General information
- Type: Standard class glider
- National origin: Germany
- Manufacturer: Alexander Schleicher Segelflugzeugbau
- Designer: Rudolf Kaiser
- Number built: 12

History
- First flight: August 1963

= Schleicher K 10 =

German single-seat glider, 1963

The Schleicher K 10 is a Standard class competition glider, designed by Rudolf Kaiser and built in Germany in 1963. Only a few were produced.

==Design and development==
The K 10 is a cantilever shoulder wing glider with a single spar wing built from pine and plywood. Its covering is mostly fabric but glass fibre is used in places where the surface has double curvature. Airfoils by Professor Franz Wortmann replaced the NACA 63 series profiles of the successful Schleicher Ka 6 with the intention of producing higher speeds.
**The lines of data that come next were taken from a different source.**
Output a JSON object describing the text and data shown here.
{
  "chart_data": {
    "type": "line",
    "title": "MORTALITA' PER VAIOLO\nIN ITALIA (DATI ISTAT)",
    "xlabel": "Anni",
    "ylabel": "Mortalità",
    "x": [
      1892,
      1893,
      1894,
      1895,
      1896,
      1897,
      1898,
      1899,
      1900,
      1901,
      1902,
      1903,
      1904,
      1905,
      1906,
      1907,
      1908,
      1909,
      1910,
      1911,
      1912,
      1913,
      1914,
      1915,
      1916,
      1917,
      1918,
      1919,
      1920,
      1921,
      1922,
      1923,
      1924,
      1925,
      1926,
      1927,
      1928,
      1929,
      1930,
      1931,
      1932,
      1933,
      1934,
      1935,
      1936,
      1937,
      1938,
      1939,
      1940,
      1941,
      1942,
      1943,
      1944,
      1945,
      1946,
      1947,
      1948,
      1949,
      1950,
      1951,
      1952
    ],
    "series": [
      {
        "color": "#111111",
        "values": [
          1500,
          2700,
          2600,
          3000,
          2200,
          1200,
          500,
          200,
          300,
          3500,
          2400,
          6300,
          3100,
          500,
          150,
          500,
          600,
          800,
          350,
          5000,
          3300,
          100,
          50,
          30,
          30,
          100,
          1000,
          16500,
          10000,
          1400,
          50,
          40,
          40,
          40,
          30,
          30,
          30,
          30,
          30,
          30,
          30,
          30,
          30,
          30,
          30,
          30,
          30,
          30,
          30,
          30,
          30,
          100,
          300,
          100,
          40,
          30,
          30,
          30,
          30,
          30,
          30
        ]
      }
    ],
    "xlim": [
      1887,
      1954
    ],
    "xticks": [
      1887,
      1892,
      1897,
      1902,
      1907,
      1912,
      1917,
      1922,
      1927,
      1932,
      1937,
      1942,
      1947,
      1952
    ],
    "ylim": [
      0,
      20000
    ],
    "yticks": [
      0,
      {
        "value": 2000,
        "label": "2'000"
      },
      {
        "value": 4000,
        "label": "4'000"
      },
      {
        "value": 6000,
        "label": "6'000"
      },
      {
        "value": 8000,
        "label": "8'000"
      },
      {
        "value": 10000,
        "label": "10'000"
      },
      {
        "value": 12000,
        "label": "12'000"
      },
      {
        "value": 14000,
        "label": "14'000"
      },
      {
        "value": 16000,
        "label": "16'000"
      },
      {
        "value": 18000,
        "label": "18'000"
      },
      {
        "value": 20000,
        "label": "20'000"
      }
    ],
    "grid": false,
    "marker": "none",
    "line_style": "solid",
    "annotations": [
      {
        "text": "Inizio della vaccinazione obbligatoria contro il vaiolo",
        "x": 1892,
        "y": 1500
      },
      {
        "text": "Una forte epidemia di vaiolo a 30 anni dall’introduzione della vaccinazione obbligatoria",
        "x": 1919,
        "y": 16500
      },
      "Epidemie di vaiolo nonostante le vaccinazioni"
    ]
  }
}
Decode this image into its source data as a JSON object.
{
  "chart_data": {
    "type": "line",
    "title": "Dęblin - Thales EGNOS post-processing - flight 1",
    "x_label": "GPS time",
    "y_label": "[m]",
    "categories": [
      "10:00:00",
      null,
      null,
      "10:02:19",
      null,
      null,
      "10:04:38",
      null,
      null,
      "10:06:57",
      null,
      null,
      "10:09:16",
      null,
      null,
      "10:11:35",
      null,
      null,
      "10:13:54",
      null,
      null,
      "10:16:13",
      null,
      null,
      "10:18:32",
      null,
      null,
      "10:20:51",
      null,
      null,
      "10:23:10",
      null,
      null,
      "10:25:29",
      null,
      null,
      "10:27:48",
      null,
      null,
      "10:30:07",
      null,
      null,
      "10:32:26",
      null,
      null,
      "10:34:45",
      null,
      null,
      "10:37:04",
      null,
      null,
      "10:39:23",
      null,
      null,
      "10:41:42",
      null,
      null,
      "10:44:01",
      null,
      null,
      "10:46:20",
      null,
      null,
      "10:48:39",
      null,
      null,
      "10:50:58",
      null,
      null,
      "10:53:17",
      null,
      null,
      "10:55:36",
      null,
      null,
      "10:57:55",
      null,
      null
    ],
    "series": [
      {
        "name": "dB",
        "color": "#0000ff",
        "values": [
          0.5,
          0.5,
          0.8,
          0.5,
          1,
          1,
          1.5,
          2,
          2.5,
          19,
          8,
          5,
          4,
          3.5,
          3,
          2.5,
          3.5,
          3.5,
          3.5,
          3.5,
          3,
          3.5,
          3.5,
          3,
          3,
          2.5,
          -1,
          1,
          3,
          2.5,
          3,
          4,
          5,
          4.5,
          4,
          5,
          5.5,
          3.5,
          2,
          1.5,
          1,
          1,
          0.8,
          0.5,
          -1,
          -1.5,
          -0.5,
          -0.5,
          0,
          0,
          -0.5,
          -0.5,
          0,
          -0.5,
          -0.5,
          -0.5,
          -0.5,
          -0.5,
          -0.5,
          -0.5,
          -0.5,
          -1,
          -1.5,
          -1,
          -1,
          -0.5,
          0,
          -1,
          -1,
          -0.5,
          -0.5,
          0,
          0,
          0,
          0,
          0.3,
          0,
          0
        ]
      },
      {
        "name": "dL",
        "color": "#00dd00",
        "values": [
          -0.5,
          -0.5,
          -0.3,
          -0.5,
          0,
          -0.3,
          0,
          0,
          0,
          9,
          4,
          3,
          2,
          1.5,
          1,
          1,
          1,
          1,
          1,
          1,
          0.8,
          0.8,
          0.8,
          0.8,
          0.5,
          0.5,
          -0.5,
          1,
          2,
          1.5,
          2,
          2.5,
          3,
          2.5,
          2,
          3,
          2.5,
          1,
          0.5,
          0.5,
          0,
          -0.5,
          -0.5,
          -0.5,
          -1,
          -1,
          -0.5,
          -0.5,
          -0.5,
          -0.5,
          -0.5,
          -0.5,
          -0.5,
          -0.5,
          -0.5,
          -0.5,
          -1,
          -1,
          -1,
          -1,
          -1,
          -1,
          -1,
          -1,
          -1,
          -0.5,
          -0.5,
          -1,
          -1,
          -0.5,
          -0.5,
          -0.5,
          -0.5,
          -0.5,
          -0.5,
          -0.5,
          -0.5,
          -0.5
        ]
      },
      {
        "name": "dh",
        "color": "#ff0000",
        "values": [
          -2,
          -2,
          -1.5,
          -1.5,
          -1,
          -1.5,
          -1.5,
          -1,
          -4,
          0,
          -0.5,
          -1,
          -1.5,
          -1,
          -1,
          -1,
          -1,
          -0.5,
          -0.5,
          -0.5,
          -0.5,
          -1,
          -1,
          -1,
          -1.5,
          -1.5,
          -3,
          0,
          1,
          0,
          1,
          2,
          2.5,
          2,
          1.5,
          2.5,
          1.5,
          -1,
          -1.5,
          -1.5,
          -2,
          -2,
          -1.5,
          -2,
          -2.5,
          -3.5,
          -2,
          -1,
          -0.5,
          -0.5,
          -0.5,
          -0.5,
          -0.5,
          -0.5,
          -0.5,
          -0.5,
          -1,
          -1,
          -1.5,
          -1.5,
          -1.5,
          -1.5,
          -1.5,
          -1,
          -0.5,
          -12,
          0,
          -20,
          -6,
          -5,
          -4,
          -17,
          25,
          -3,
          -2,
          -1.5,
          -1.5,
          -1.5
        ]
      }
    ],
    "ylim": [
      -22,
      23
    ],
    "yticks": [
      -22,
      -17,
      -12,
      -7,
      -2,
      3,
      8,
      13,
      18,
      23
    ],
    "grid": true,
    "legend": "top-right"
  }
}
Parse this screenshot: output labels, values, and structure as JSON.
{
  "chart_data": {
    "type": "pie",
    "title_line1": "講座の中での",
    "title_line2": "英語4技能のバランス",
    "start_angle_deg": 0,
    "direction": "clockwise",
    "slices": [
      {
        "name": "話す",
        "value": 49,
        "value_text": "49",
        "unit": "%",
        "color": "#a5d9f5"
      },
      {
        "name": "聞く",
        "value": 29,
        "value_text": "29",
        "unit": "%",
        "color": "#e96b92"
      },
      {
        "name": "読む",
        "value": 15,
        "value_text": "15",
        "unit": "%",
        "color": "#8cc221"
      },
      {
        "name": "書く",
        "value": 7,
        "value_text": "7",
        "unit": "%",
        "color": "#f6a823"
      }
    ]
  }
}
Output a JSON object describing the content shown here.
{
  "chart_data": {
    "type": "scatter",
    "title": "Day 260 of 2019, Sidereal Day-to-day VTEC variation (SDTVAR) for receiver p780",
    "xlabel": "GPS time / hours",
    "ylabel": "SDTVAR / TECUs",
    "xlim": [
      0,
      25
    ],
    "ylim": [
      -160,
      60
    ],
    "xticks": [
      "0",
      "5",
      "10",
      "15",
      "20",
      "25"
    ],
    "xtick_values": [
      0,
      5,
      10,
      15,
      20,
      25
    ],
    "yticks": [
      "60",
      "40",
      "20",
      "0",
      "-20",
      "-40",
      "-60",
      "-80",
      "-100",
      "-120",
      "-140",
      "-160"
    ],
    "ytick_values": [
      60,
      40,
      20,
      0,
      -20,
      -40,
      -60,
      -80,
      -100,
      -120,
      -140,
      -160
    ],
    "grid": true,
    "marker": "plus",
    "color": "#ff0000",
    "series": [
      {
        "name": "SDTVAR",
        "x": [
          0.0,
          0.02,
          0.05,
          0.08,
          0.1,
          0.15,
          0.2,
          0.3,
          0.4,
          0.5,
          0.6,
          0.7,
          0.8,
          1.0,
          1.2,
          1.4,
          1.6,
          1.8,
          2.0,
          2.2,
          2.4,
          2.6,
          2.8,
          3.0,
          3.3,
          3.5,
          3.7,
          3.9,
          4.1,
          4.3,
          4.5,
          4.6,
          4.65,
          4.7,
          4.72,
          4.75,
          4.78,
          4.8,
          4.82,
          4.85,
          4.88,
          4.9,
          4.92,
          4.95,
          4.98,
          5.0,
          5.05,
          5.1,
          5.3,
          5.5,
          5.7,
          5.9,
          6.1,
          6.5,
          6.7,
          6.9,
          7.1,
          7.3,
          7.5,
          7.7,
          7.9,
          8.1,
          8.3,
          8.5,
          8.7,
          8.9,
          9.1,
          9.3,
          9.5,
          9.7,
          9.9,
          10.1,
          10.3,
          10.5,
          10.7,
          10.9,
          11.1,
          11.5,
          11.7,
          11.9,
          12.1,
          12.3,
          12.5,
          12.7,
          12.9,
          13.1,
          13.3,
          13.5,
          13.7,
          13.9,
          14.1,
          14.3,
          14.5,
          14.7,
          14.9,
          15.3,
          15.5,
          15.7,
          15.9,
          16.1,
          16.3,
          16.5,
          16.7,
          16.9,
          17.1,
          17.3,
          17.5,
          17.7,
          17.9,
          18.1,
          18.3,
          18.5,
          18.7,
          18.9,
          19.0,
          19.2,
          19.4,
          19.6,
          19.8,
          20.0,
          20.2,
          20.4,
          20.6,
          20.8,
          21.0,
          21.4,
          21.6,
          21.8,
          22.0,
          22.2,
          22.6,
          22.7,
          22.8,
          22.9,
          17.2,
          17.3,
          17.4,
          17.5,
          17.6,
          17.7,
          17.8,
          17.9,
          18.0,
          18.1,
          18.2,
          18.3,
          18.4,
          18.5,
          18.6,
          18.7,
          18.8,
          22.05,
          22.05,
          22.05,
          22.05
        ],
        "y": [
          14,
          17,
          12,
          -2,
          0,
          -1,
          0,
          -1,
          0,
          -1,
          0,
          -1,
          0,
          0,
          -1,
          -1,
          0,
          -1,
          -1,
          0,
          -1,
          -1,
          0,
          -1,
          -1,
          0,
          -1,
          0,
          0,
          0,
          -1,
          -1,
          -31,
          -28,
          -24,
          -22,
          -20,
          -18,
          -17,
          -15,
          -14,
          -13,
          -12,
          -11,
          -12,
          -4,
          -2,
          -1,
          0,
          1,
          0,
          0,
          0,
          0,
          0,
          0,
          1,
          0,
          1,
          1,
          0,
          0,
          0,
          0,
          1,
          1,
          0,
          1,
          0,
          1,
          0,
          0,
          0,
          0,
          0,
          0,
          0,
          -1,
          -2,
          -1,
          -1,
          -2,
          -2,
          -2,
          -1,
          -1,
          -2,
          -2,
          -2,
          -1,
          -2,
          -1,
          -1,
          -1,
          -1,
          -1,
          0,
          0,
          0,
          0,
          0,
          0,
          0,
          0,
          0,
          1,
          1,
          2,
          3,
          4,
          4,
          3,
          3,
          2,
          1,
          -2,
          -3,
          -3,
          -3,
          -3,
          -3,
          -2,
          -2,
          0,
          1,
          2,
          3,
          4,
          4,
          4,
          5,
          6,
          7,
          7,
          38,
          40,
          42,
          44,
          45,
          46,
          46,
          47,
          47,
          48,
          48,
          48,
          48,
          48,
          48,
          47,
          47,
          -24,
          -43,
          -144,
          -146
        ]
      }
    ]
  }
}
The leading edge is straight and unswept, but a swept trailing edge produces a forward sweep at quarter chord of 1.2°. There is 3° of dihedral. The taper increases slightly on the outer wing panels, where ply covered ailerons are hinged on the upper wing surfaces. Schempp-Hirth airbrakes are fitted inboard.

Its fuselage is a ply shell formed around wooden bulkheads and stringers and again GRP is used for areas with double curvature. The cockpit is enclosed by a moulded Perspex canopy. The tail surfaces are straight tapered and built in the same way as the wings. It has all-moving elevators mounted on the fin at the top of the fuselage, far enough forward that only a small cut out was required for movement of the fabric covered rudder, which extends down to the keel. The K 10 has a fixed, semi-recessed monowheel undercarriage assisted by a tail skid.

The K 10 made its first flight in August 1963. The Wortmann profiles did improve high speed performance but the K 10 lost the excellent low-speed handling characteristics of the Ka 6, so only twelve K 10s were built and Kaiser's attention turned to producing an improved Ka 6, the Ka 6E, which adopted the all-moving tailplane of the K 10 but used the earlier NACA airfoils. Three K 10s remained on the German civil aircraft register in 2010. A Swiss registered K 10 crashed fatally in 1999.